Back when I first came to France, when I was 14, I assumed that there would be a French analogue of everything I knew in the States. I thought that there would be a French MTV, French chick flicks, French rock bands, French Coca-Cola, even. And while to some extent this is true (maybe more true now than ever before) – we do have our own rock bands, our own music television – to a greater extent, France simply imports a lot of these things from the States and kind of does its own thing with other elements of its culture. Which makes sense: it’s a completely different region with a completely different history.
I was surprised, then, to learn that there is a region of the world that – OK, doesn’t have an analogue for everything, – but has a lot more “French versions of American stuff” than my adopted country does. And that region is Quebec.
I’m pretty sure I’m going to anger some people by saying this, so let me set the record straight: I am very aware that Canada is not the northernmost, 51st state. I know that Canada has its own unique culture and history.

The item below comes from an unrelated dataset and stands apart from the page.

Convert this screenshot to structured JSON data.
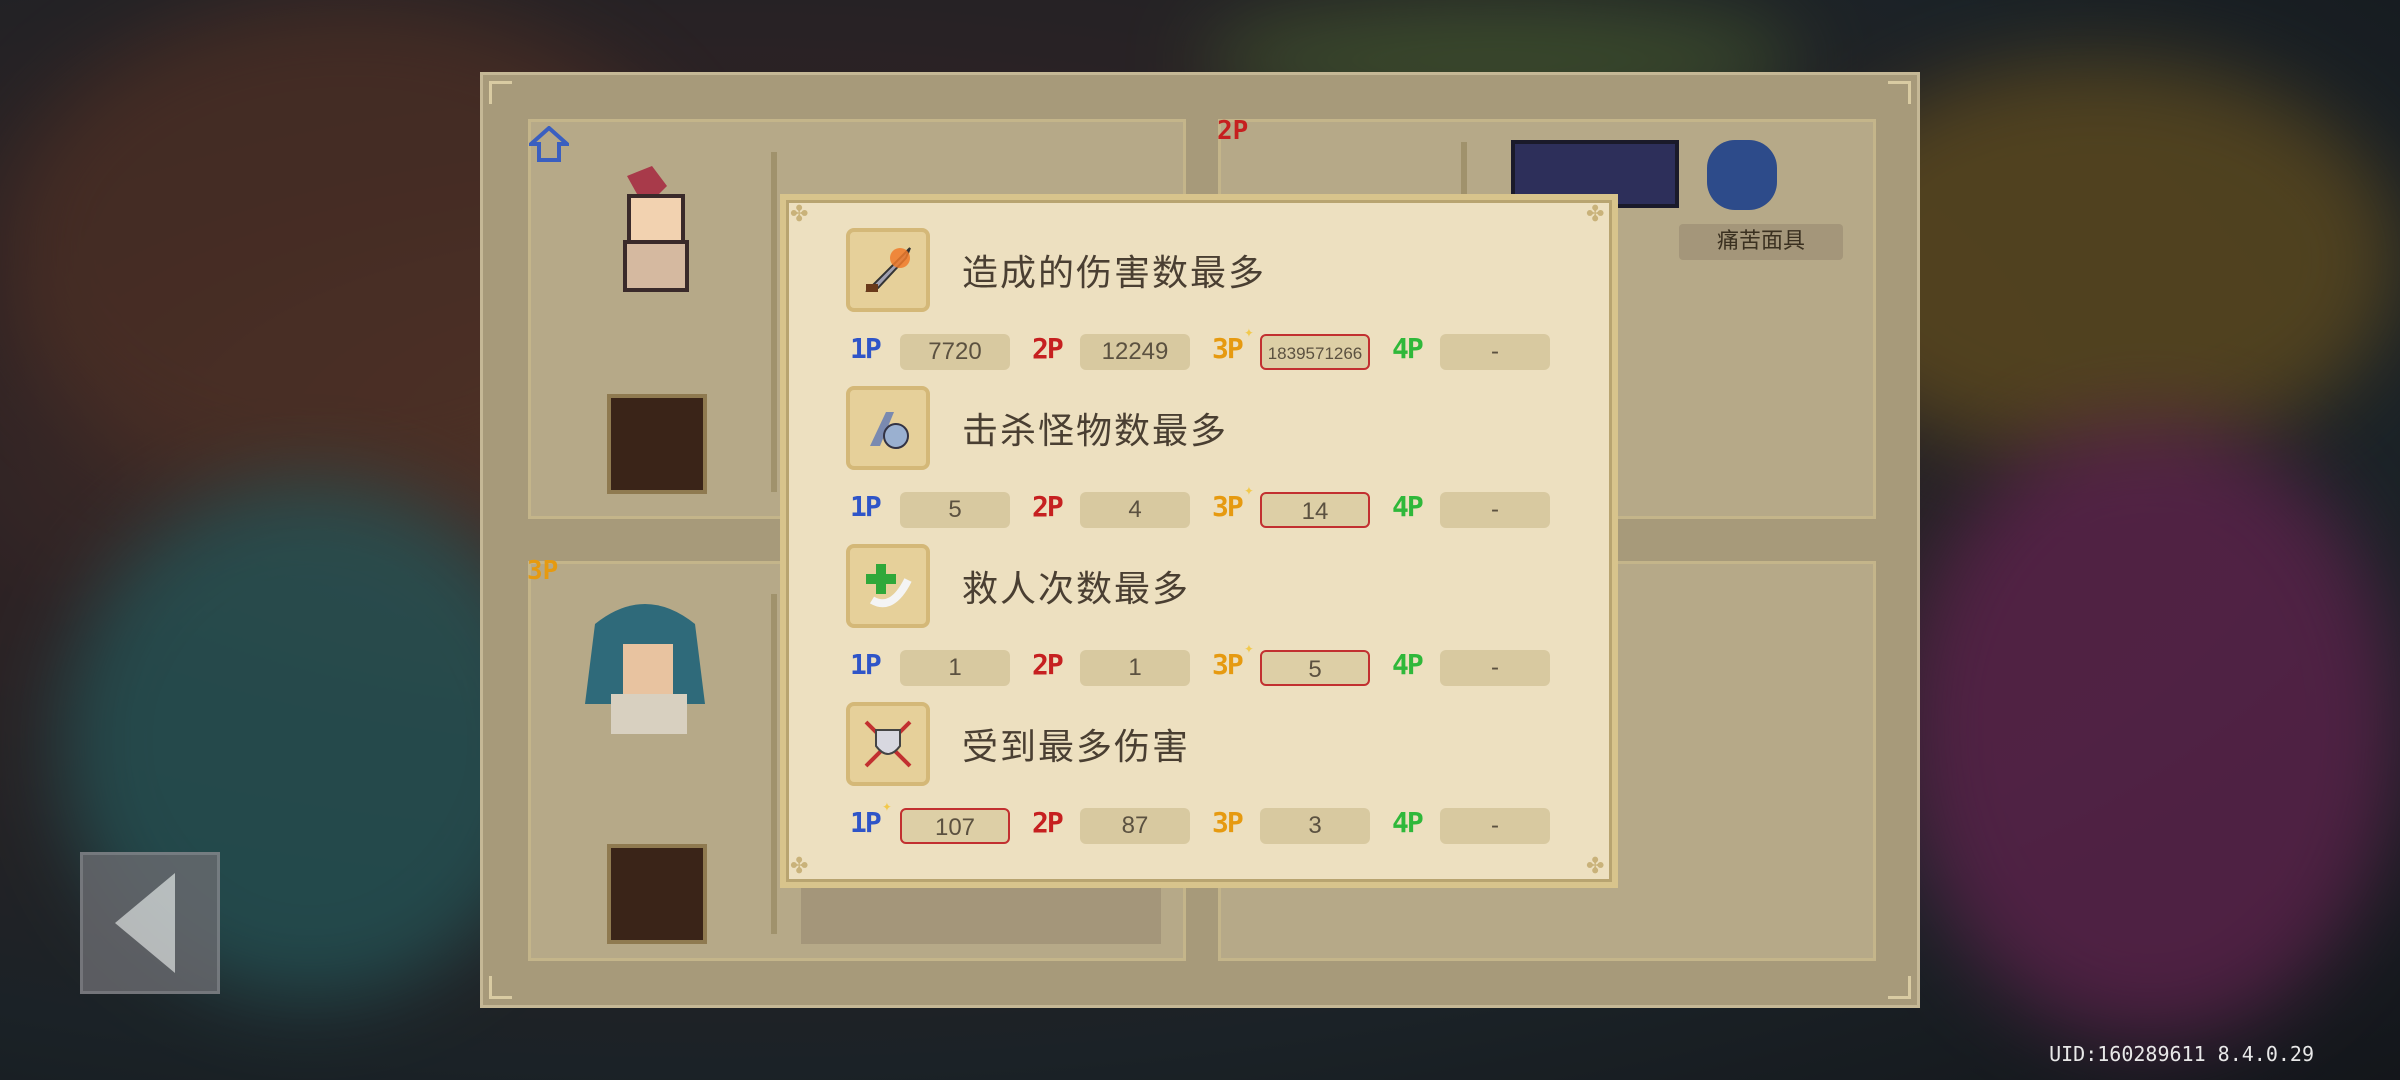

But as North Americans, we share a lot more than Americans share with the French, and one place where I really found this palpable, oddly enough, was in signs.
I still remember when I first went to Toronto and saw the fact that everything on labels was written in two languages, much like this Heinz bottle. It’s done in a way that feels intentional, a way that shows the two ever-present languages. But in Toronto, that was often the extent of bilingualism; in Montreal, it was pervasive.
I think the thing that surprised me so much wasn’t the French words, which, of course, I see every day. It was the fact that the French words were appearing in places I was used to seeing English: a true analogue. Here in France, for example, our “exit” signs are an illuminated green, so seeing the French words on them isn’t so surprising; in Montreal, they looked just like American exit signs, but in French.
They even take this to extents that the French don’t. The “arrêt” sign up above had my in-laws in stitches, because in France, we just use stop signs that say “stop” – in English.
School buses were the ones that made The Country Boy laugh. French kids aren’t generally bused in to school like this: if they take the bus, they take the public bus. Seeing a school bus with “écoliers” written on it made me feel as though I was finally in that alternate American universe I had expected upon moving to France… and it also kind of makes the school bus look like a snack box for giants with a hankering for schoolchildren.